Been through the exact same standoff, mine was over 150°F thighs. What finally landed with my lot was me saying it's not "cooked to 140 and done", it's HELD there for over an hour, the holding is the cooking. The colour thing freaks people out the first time no matter what you say though. I still get called a mad scientist but they clear their plates now.

Chef Daniel PryceChef moderatorJoined Jun 2024 · 138 posts
#3October 15, 2025, 10:30 am

You've got the right idea, and your wife is quoting a real number, so let me give you the version that wins the argument fairly.

165°F (74°C) is the instant-kill temperature: at that heat, the bacterial reduction happens in about a second, so it's the right rule for anyone cooking without precise temperature control. But the underlying science is a time and temperature pair. Hold chicken at a lower temperature for long enough and you get the same reduction, it just takes minutes instead of an instant. This is standard pasteurisation practice in professional kitchens, not an internet hack. The blush you saw is a colour and texture difference at lower temperatures, not a doneness verdict.

Now the catches, because there are real ones. The pasteurisation clock starts when the core of the breast reaches bath temperature, not when the bag goes in, and that lag depends on thickness, so a fat breast needs meaningfully longer than a thin one. Get your times from a reputable published table for the thickness you're cooking rather than from memory or a forum reply, mine included. The site's food safety guide explains how the tables work and where they come from. And one non-negotiable: if anyone at your table is pregnant, immunocompromised, very young, or elderly, cook their food to the standard conservative temperatures. Those rules exist for exactly those eaters.

Follow the table for your thickness and your 140°F chicken is a textbook application, and genuinely better eating. Show her the guide rather than your own waffle, it tends to go down better from a chef.

tessakJoined May 2025 · 21 posts
#4October 16, 2025, 9:44 pm

My fix for sceptical eaters was simply not announcing the temperature until after they'd finished. Worked on my mother, who now requests "that chicken" and still doesn't want to know the number.

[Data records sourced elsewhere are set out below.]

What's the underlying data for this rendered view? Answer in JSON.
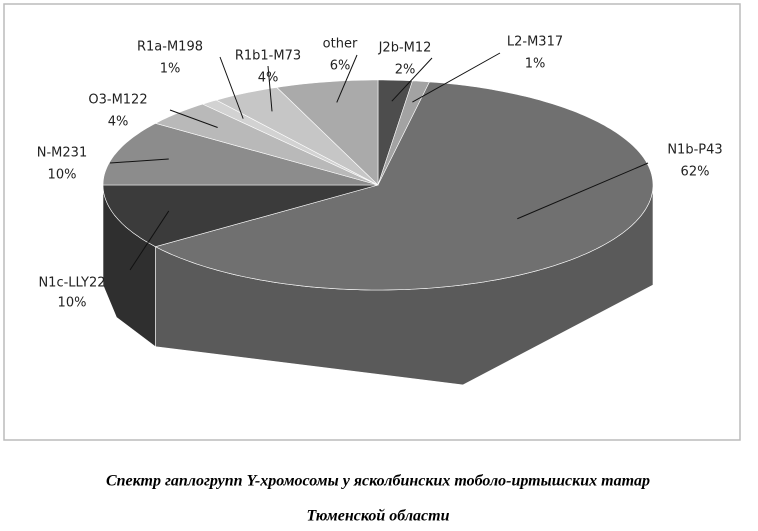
{
  "chart_data": {
    "type": "pie",
    "categories": [
      "J2b-M12",
      "L2-M317",
      "N1b-P43",
      "N1c-LLY22",
      "N-M231",
      "O3-M122",
      "R1a-M198",
      "R1b1-M73",
      "other"
    ],
    "values": [
      2,
      1,
      62,
      10,
      10,
      4,
      1,
      4,
      6
    ],
    "value_labels": [
      "2%",
      "1%",
      "62%",
      "10%",
      "10%",
      "4%",
      "1%",
      "4%",
      "6%"
    ],
    "colors": [
      "#4d4d4d",
      "#a3a3a3",
      "#707070",
      "#3b3b3b",
      "#8c8c8c",
      "#b9b9b9",
      "#d2d2d2",
      "#c6c6c6",
      "#aaaaaa"
    ],
    "caption": [
      "Спектр гаплогрупп Y-хромосомы у ясколбинских тоболо-иртышских татар",
      "Тюменской области"
    ]
  }
}
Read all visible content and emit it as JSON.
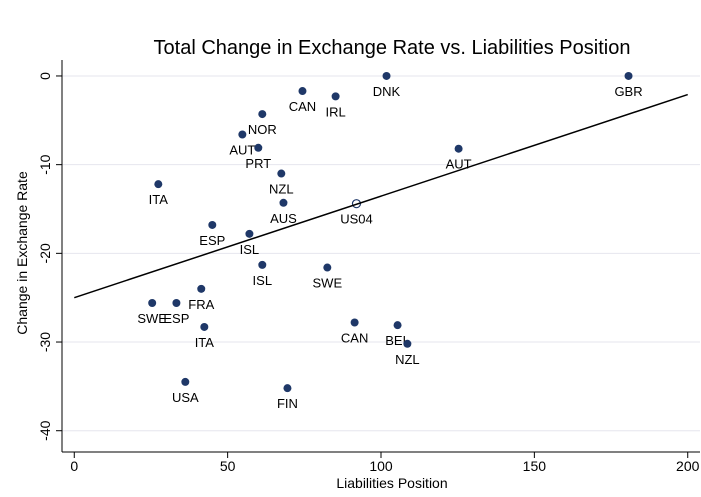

weeknightdadJoined Sep 2025 · 16 posts
#5October 18, 2025, 8:19 am

Update from the negotiating table: showed her the food safety guide, walked through the thickness table together, and we have signed a household treaty at 149°F, which frankly still produces incredible chicken. The kids remain suspicious of the word pasteurised because they think it's about milk. I'll take the win. Thanks all, especially Chef.

This one's closed: 60 days went by with no new replies. Cook times age fine, but safety answers deserve a fresh look, so check the current charts or ask a qualified professional rather than trusting a dusty thread.